At this point, the squid has accomplished everything planned for this part of the tutorial. The only remaining task is to drop and recreate the database (if it's running), then regenerate and apply the migrations:
npm run build
docker compose down
docker compose up -d
rm -r db/migrations
npx squid-typeorm-migration generate
npx squid-typeorm-migration apply
Full code can be found at this commit.
To test it, start the processor and the GraphQL server by running
node -r dotenv/config lib/main.js
and
npx squid-graphql-server
in separate terminals.
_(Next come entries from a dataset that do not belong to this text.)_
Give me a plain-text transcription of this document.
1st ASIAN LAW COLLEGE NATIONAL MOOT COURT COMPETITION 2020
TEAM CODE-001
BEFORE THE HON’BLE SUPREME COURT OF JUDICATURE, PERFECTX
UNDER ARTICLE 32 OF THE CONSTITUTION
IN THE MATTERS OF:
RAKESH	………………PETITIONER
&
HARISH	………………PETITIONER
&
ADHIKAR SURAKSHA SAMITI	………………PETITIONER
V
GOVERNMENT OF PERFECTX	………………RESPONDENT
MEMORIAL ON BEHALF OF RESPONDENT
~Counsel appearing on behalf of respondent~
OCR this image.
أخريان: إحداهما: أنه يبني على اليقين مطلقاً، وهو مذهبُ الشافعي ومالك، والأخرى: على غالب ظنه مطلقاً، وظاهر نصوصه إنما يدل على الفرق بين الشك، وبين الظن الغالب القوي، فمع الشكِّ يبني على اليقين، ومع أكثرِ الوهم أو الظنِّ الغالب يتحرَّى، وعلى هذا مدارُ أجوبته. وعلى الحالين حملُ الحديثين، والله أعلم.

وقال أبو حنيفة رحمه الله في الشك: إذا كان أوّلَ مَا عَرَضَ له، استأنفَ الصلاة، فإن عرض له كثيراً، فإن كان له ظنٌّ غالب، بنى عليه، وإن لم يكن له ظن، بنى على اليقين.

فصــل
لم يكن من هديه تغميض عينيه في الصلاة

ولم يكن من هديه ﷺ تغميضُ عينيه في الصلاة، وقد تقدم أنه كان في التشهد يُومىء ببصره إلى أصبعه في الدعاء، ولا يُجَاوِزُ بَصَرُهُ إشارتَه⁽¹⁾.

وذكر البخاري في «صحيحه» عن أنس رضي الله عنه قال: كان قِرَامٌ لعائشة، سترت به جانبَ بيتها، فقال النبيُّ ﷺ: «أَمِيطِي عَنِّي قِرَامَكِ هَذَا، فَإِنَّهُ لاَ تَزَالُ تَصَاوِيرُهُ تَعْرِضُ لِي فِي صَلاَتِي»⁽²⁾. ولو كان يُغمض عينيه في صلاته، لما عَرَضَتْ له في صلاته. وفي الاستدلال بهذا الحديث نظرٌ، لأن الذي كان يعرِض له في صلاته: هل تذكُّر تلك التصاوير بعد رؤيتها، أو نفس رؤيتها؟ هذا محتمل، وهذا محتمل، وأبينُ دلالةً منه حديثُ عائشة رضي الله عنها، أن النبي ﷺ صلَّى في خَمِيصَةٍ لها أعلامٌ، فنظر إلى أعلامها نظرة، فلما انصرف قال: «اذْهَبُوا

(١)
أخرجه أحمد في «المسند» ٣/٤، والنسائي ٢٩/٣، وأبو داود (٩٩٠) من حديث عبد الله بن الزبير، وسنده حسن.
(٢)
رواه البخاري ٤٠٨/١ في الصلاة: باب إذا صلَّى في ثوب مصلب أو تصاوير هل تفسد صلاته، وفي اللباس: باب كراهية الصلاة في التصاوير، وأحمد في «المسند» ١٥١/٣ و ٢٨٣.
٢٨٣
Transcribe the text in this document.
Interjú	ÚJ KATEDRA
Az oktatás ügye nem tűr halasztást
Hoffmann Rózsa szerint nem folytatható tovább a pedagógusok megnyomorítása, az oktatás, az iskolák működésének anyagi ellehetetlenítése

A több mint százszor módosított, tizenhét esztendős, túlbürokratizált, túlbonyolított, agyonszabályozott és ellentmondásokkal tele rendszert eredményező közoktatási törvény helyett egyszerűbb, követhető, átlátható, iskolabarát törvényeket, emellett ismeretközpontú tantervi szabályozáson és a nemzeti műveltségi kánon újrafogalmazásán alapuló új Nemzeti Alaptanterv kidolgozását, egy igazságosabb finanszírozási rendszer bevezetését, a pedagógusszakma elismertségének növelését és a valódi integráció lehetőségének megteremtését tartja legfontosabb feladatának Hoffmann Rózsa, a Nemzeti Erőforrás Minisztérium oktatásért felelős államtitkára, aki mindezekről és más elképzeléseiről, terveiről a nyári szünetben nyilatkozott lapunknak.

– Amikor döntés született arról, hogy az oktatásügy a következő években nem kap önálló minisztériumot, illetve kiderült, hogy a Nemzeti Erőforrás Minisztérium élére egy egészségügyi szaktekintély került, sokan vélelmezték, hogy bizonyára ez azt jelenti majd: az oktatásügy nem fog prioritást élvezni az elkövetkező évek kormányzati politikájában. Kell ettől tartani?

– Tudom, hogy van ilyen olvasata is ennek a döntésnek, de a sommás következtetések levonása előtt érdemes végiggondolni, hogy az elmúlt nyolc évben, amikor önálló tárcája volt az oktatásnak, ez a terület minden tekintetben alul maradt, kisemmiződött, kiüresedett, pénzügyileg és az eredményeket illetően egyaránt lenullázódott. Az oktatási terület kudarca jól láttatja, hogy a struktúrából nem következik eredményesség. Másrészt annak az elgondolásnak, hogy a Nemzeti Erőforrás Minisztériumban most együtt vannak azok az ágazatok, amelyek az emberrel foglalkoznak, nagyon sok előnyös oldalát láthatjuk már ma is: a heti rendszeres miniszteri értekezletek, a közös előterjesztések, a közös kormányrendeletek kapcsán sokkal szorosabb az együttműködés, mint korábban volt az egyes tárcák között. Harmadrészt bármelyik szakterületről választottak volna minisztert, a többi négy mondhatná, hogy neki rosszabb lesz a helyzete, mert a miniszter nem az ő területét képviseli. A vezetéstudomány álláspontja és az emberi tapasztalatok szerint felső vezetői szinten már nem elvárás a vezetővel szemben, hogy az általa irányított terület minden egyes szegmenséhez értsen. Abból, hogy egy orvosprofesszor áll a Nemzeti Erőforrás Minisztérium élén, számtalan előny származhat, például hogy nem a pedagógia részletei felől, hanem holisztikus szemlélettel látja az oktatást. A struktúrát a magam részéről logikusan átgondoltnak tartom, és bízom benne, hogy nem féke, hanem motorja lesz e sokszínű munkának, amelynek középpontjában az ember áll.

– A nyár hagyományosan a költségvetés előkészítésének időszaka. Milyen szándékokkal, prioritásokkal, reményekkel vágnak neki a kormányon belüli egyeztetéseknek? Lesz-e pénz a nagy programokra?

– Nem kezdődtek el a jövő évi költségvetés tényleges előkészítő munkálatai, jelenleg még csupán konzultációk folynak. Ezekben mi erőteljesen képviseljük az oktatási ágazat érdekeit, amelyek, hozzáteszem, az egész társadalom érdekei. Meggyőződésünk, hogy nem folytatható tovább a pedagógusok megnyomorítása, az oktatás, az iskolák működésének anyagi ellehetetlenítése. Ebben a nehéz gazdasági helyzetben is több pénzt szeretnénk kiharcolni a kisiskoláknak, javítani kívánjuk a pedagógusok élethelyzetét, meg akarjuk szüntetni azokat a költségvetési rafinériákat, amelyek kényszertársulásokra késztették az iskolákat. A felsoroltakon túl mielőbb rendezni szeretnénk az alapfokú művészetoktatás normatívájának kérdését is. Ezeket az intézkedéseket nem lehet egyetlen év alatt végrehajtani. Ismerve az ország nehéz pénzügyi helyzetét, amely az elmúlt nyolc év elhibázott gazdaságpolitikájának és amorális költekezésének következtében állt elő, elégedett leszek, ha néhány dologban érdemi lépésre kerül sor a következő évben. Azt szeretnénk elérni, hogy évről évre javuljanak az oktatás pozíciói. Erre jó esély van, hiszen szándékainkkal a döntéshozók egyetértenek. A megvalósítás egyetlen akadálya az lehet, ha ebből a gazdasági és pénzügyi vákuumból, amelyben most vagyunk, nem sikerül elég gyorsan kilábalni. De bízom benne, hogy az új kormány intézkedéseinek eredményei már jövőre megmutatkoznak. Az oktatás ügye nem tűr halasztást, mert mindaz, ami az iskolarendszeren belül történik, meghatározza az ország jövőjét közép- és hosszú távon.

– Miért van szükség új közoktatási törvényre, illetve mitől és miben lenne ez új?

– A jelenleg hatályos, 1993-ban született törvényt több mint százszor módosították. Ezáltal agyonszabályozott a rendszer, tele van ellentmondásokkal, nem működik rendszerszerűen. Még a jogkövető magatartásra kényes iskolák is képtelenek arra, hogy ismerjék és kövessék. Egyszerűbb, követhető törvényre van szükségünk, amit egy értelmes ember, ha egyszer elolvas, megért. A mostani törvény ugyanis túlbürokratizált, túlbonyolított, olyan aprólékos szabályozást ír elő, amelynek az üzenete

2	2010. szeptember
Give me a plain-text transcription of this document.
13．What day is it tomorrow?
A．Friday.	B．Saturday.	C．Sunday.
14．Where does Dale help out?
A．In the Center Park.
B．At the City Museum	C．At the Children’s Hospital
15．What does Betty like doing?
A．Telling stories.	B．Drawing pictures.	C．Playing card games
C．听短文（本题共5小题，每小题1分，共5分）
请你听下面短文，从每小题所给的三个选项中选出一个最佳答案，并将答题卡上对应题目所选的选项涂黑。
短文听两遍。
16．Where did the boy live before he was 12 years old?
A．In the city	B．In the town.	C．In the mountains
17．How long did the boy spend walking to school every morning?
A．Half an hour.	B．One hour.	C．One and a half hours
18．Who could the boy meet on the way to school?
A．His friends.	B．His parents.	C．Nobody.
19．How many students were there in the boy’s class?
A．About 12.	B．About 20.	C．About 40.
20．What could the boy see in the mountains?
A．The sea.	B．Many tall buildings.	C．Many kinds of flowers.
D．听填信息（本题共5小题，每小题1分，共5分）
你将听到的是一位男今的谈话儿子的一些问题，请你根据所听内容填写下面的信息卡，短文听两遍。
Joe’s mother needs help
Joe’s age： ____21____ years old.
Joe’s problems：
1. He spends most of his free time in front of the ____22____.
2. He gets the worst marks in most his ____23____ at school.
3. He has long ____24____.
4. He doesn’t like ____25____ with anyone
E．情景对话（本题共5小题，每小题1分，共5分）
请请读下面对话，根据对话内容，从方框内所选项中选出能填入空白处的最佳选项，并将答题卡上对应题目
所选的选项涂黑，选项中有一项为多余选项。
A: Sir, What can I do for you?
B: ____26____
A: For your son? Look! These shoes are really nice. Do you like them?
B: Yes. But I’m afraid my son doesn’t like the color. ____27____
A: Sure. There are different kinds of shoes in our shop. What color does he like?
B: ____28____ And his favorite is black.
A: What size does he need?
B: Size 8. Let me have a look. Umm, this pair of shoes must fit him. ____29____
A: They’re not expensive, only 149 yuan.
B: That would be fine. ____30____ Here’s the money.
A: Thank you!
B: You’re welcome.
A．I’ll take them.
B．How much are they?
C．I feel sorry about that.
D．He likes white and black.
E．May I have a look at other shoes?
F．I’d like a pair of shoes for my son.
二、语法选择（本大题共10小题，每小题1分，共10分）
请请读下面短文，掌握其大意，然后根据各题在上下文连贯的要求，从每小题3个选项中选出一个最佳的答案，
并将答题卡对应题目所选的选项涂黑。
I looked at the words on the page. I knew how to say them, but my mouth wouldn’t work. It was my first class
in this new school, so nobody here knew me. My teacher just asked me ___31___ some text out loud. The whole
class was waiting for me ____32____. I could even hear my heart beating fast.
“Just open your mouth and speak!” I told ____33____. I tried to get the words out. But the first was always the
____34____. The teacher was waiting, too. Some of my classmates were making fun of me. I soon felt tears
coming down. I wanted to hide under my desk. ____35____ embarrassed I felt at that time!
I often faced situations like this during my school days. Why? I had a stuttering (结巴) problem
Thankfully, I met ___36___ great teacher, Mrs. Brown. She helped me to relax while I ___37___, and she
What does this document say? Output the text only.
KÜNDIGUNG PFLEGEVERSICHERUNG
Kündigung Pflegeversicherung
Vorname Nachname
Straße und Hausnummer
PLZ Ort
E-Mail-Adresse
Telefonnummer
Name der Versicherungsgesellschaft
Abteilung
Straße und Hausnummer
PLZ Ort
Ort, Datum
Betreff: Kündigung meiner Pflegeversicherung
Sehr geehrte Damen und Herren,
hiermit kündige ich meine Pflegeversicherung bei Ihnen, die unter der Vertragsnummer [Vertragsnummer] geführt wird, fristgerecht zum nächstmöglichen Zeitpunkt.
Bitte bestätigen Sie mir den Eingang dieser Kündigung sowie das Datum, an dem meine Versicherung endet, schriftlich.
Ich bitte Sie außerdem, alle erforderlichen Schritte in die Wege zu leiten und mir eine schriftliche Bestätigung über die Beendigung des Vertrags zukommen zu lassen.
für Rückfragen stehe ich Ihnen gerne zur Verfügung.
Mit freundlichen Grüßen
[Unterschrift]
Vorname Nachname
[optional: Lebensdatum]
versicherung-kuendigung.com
Then, visit the GraphiQL playground:
The new entities should be displayed in the query schema.
Thanks to the added entity relations, we can now execute more complex nested queries. For example, the one displayed in the screenshot selects a transfer, retrieves its token, looks up its owner, and finds out which tokens are currently owned by them.